I have a data like this:
[
{
id: "1",
parent: null
},
{
id: "2",
parent: null
},
{
id: "3",
parent: "1"
},
{
id: "4",
parent: "3"
},
]
And I want to convert it to a tree with a specific maximum depth. There are a few ways to convert an array to a tree, for example this package but the problem is they go all the way trough and create a deeply nested tree:
[
{
data: { id: "1", parent: null },
children: [
{
data: { id: "3", parent: "1" }
children: [
{
id: "4", parent: "3"
}
]
}
]
},
{
data: { id: "2", parent: null }
}
]
I don't want the depth of the tree be more than a specific amount, let say 1:
[
{
data: { id: "1", parent: null },
children: [
{
data: { id: "3", parent: "1" }
},
{
data: { id: "4", parent: "3" }
}
]
},
{
data: { id: "2", parent: null }
}
]
One way is to first create the deeply nested object and then flatten the parts that I don't want to be nested, but it might change the order of items + it's inefficient. I've had a couple of tries to create an algorithm myself but I'm not generally good at these type of stuff. I would appreciate some help. Idea, example, anything could be useful.

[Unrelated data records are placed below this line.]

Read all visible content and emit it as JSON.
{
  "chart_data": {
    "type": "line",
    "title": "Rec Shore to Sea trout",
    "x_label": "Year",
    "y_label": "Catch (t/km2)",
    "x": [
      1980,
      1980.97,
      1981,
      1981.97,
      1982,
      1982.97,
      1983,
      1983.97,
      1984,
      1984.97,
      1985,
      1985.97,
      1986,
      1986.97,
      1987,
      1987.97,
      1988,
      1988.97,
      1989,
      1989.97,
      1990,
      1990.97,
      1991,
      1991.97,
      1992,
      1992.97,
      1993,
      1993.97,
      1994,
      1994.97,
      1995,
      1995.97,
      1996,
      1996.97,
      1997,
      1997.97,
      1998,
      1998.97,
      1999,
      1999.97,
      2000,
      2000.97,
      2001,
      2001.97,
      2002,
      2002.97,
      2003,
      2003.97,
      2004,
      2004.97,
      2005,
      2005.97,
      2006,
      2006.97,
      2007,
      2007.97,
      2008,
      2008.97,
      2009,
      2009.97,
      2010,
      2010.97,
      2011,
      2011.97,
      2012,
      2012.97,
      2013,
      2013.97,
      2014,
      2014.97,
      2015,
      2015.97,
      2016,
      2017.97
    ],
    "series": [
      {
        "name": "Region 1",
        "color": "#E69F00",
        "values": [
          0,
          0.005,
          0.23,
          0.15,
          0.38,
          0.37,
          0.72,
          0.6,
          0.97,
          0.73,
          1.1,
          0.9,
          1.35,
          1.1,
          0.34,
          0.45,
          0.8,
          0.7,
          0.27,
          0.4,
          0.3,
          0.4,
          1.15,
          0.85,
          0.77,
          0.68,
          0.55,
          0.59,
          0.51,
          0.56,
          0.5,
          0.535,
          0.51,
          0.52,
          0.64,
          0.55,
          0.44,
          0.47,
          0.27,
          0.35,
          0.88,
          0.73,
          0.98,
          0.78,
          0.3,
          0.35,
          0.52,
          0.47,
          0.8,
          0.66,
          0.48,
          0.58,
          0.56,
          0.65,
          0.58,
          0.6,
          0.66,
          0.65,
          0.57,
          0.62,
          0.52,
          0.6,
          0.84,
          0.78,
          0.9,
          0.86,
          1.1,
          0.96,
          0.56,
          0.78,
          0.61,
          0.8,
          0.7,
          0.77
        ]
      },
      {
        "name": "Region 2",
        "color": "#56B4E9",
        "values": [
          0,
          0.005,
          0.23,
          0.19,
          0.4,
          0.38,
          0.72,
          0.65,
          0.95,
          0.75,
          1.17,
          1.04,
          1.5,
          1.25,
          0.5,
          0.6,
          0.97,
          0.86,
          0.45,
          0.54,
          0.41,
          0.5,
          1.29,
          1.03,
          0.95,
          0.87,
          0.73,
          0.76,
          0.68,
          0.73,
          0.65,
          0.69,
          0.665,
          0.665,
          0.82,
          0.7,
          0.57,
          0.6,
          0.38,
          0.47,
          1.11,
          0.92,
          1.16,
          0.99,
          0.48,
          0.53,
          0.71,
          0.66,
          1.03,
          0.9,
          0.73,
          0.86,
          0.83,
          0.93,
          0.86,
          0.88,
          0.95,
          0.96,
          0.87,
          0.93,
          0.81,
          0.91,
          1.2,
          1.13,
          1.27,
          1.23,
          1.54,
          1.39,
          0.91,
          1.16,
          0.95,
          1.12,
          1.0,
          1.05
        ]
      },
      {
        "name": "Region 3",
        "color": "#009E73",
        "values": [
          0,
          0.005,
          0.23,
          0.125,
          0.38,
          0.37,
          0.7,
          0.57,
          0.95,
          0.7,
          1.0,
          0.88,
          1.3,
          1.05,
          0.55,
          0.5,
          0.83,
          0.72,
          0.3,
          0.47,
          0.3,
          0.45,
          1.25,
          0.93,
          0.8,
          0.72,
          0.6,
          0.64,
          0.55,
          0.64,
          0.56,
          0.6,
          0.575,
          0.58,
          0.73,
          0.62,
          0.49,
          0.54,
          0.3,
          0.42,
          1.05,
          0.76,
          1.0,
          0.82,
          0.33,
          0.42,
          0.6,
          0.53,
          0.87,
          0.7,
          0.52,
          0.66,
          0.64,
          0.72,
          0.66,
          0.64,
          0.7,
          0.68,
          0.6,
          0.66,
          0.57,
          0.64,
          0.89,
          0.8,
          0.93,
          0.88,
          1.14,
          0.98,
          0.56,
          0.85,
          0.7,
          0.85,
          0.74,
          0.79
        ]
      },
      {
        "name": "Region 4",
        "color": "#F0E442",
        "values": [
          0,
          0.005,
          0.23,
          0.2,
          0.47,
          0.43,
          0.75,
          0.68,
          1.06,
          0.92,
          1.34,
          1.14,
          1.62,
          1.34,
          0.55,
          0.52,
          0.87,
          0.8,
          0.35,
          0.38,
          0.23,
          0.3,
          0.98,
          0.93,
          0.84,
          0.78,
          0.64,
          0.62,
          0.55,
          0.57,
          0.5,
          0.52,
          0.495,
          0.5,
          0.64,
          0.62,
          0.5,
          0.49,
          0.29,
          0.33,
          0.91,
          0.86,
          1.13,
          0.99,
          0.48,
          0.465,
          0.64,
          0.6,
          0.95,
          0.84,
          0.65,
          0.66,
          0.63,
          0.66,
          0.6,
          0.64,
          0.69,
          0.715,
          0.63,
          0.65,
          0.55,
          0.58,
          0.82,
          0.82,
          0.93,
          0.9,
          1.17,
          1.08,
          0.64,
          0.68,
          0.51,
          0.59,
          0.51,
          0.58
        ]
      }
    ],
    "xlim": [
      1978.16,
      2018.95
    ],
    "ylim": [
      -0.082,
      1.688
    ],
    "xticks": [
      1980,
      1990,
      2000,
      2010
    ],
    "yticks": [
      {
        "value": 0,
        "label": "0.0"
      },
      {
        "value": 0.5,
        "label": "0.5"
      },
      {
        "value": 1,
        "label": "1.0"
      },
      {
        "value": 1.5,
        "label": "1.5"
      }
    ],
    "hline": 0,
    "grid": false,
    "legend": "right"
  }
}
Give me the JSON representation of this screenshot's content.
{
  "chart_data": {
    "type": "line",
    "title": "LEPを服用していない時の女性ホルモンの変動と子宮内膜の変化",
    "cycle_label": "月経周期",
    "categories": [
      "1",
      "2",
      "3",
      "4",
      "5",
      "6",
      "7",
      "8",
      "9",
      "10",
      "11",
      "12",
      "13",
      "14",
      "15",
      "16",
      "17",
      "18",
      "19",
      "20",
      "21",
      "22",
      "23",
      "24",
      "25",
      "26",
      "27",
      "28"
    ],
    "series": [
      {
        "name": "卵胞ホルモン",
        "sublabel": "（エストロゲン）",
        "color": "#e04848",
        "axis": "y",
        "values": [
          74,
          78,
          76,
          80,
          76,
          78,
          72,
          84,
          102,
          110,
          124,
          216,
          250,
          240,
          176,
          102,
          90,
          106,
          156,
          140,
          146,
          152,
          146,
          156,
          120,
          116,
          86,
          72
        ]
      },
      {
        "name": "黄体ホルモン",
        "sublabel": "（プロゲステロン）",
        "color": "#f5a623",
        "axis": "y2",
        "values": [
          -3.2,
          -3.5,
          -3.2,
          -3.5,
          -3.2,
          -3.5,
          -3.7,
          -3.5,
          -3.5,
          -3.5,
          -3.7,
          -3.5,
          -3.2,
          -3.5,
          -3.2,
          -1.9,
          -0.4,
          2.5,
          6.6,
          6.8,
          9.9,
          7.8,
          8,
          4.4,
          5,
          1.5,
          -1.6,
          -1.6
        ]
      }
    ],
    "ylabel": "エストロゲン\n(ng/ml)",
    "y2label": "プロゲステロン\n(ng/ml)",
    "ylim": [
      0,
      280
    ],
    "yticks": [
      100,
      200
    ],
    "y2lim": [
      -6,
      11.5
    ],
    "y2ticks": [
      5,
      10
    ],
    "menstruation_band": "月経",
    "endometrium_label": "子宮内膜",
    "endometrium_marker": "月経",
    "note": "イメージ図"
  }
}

Here's a solution that uses a little recursive generator to get the desired ancestor of the node based on the specified depth:
const treeify = (nodes, depth) => {
const index = Object.fromEntries(
nodes.map(node => [node.id, { ...node }])
);
const ancestry = function*(id) {
if (id) {
yield id;
yield* ancestry(index[id].parent);
}
}
nodes.forEach(node => {
const [ancestor] = [...ancestry(node.parent)].slice(-depth);
if (ancestor) {
index[ancestor].children = index[ancestor].children || [];
index[ancestor].children.push(index[node.id]);
}
});
return Object.values(index).filter(node => !node.parent);
}
const data = [
{ id: "1", parent: null }, { id: "2", parent: null},
{ id: "3", parent: "1" }, { id: "4", parent: "3" }
];
console.log(treeify(data, 1));
I got rid of the superfluous data
property. It wasn't being used consistently in your question anyway.